“I would not loiter here, Nat,” he said, “amidst such a treacherous, bloodthirsty set, but the great island is so tempting that I long for a ramble amongst its forests. I know that there are plenty of wonderful specimens to be obtained here. New kinds of paradise birds, butterflies, and beetles, and other attractions that it would be a sin not to obtain.”
“Perhaps we shall find a place by and bye where there are no inhabitants, uncle,” I said.
“That is what I have been hoping for days,” he replied; and not long after we sailed round a headland into a beautiful bay with the whitest of sand, trees clustering amidst the lovely yellow stone cliffs, and a bright stream of water flowing through a gorge and tumbling over two or three little barriers of rocks before losing itself in the calm waters of the bay.

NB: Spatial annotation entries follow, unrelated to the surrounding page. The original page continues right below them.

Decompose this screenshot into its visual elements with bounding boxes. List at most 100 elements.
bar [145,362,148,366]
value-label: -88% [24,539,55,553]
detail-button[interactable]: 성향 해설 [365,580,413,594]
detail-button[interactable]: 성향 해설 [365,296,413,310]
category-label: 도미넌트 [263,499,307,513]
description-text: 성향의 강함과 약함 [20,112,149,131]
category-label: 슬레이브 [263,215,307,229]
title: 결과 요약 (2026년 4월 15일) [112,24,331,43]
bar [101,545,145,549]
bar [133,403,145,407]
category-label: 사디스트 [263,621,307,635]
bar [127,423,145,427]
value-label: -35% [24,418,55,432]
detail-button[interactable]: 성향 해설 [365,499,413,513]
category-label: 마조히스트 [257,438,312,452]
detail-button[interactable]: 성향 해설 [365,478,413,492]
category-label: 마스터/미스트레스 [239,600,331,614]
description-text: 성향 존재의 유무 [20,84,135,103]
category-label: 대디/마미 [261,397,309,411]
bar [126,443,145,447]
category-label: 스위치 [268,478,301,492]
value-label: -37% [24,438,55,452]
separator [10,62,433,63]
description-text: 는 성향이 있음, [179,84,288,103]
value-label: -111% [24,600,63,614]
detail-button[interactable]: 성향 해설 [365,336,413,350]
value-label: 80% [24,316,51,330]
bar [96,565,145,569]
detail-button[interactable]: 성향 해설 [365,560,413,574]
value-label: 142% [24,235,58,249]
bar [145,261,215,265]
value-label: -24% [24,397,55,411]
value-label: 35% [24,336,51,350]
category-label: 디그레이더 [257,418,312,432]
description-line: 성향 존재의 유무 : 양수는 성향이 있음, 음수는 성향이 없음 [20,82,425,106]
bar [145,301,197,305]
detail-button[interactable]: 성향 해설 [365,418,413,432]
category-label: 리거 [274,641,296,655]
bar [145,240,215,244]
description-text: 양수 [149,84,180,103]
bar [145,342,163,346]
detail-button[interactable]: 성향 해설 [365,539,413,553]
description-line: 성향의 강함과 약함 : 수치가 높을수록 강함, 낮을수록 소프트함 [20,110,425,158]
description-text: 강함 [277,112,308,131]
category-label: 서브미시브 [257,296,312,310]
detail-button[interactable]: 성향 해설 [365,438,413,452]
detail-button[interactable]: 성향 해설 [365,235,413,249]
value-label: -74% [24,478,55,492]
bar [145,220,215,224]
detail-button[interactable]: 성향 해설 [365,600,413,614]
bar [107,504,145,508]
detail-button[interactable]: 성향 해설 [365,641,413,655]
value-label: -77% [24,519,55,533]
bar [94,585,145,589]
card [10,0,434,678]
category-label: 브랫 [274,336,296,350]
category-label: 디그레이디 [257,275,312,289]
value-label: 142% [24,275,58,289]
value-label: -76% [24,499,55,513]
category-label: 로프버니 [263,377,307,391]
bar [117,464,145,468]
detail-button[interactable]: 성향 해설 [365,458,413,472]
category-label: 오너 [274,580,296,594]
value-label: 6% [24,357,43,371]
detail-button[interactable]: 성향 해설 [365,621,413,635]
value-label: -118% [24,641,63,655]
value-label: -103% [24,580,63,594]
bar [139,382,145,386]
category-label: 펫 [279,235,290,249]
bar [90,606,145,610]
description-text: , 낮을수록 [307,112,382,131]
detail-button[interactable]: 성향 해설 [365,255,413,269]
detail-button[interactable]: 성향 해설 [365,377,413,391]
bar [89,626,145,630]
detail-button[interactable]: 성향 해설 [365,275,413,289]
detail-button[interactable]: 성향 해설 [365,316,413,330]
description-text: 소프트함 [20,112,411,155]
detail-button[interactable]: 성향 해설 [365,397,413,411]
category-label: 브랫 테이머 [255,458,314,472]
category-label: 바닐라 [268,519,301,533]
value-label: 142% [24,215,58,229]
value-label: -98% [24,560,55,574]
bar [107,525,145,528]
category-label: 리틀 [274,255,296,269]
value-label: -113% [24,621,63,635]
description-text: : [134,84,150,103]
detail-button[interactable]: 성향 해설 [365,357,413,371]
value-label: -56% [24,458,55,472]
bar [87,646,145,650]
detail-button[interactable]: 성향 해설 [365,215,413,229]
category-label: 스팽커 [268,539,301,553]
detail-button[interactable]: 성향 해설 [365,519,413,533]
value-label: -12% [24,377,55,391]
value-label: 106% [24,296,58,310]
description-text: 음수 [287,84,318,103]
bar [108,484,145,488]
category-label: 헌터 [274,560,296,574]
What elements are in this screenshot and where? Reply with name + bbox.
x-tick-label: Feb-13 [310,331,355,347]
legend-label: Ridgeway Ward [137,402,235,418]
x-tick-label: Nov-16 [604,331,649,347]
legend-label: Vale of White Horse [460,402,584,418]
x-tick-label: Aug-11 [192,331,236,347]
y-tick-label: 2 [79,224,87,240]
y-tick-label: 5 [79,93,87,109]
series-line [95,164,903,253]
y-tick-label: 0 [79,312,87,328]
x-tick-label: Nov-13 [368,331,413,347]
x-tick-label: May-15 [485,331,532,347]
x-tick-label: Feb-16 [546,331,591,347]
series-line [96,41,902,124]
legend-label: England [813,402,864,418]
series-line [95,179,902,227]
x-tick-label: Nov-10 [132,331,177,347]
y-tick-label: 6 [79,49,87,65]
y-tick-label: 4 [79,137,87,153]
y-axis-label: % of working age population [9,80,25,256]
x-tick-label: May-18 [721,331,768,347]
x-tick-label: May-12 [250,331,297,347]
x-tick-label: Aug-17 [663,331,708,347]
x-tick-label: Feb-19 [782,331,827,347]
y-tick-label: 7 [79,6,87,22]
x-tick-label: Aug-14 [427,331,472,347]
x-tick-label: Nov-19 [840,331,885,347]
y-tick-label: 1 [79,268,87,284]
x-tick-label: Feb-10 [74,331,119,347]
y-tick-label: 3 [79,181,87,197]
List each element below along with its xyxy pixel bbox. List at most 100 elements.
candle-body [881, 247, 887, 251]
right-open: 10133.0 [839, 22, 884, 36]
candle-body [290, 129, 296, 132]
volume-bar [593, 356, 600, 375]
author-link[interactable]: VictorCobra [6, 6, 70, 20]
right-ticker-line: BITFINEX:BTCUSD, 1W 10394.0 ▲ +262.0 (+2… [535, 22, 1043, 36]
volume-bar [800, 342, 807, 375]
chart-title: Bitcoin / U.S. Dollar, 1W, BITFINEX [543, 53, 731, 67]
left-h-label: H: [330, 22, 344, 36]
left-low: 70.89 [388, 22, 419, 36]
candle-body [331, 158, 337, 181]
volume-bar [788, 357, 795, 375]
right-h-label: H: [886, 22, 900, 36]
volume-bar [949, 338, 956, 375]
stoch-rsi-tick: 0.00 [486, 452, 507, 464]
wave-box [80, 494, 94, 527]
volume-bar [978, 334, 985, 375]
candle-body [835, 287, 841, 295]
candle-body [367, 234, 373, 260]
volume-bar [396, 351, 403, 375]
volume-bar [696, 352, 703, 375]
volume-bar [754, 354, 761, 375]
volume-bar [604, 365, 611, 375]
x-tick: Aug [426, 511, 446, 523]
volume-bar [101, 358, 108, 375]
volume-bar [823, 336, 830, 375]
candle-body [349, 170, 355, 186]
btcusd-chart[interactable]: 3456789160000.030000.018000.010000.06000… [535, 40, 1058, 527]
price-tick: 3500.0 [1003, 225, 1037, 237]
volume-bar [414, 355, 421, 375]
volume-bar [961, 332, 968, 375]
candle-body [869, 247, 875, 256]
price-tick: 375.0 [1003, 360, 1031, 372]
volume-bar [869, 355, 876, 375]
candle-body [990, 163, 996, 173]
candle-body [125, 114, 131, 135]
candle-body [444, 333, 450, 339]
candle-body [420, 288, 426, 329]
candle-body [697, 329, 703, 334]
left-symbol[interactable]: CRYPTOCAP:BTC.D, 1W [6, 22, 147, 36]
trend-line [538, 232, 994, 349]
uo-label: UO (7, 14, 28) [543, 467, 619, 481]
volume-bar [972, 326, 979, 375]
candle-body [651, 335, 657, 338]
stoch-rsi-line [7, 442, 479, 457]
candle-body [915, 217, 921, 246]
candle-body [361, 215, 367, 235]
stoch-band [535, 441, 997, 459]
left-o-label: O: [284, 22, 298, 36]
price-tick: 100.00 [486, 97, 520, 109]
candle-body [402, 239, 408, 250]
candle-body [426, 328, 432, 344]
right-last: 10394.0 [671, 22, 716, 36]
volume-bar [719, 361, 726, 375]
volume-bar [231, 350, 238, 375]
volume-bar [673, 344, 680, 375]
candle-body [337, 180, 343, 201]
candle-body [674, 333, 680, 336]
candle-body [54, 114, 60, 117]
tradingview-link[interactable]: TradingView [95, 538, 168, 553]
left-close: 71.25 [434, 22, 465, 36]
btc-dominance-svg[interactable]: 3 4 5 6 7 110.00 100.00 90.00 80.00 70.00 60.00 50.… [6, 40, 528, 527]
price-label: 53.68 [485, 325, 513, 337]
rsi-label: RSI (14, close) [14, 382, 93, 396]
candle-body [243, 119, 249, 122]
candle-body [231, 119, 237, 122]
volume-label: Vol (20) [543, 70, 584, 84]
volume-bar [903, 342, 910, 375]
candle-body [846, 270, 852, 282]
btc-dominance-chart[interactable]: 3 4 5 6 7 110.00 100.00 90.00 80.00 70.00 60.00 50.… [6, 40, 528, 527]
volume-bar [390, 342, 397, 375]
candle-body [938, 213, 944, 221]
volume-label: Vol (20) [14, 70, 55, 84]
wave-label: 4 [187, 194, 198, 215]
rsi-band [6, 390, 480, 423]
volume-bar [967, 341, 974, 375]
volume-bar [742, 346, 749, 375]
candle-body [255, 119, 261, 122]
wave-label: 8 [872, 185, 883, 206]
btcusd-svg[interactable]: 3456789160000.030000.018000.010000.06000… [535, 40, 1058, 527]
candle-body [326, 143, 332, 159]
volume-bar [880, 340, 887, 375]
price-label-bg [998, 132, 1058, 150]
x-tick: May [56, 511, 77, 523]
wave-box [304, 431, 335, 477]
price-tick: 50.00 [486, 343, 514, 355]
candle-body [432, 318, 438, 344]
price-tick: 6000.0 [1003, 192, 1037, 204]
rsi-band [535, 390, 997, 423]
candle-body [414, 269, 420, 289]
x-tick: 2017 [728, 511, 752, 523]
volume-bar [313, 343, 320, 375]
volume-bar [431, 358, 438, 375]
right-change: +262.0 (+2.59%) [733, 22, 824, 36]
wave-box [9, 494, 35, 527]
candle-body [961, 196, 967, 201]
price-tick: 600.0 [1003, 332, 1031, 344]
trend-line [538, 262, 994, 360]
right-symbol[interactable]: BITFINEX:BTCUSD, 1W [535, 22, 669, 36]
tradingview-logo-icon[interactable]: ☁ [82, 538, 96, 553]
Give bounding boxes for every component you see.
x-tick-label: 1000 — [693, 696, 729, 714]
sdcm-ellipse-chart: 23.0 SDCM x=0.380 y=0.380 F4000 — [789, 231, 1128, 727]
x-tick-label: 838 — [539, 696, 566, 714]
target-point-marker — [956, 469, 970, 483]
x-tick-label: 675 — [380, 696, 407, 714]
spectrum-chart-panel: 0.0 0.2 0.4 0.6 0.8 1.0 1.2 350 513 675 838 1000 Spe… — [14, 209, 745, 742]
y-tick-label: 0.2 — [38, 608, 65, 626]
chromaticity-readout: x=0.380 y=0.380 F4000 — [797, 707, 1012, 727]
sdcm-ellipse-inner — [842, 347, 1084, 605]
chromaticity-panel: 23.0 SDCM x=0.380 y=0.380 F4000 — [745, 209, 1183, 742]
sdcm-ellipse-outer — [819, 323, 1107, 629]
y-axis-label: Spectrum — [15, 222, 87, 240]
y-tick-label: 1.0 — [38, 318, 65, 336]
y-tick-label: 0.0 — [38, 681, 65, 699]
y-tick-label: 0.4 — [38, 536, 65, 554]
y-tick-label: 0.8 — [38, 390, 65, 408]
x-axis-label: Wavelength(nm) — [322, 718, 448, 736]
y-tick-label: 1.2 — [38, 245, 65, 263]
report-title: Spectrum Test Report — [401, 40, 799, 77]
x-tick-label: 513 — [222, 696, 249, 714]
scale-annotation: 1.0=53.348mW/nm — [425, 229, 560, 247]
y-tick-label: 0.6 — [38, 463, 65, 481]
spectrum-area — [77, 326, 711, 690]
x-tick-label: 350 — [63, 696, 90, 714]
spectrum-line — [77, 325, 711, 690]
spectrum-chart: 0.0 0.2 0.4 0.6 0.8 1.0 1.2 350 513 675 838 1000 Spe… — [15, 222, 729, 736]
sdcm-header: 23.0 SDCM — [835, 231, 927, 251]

Some six or seven miles back was a high ridge of mountains, which seemed to touch the sea to east and west, cutting off as it were a narrow strip from the mainland, and this strip, some fifteen miles long and six wide at its greatest, was fertile in the extreme.
“Why, Nat,” cried my uncle, “this should be as grand a place as our island. If it is free of savages it is the beau idéal of a naturalist’s station. Look! what’s that?”
“A deer come out of the wood to drink in the stream,” I said.
“Poor deer,” laughed my uncle, “I’m afraid it will have to come into our larder, for a bit of venison is the very thing we want.”
As he spoke he cautiously took up a rifle, rested it upon the edge of the boat, waited a few moments, and then fired at fully five hundred yards’ distance, and I saw the deer make one great bound and fall dead.
“Good! Eatum,” said Ebo approvingly; but instead of indulging in a frantic dance he shaded his eyes and gazed about in every direction, carefully sweeping the shore, and paying no heed to us as the boat was sailed close in.
As the keel was checked by the sand Ebo leaped out, and I thought he was about to rush at the deer to skin it for food, but he ran off rapidly in one direction right along the shore, coming back at the end of a quarter of an hour, during which, after dragging our prize on board, we remained, gun in hand, upon the watch.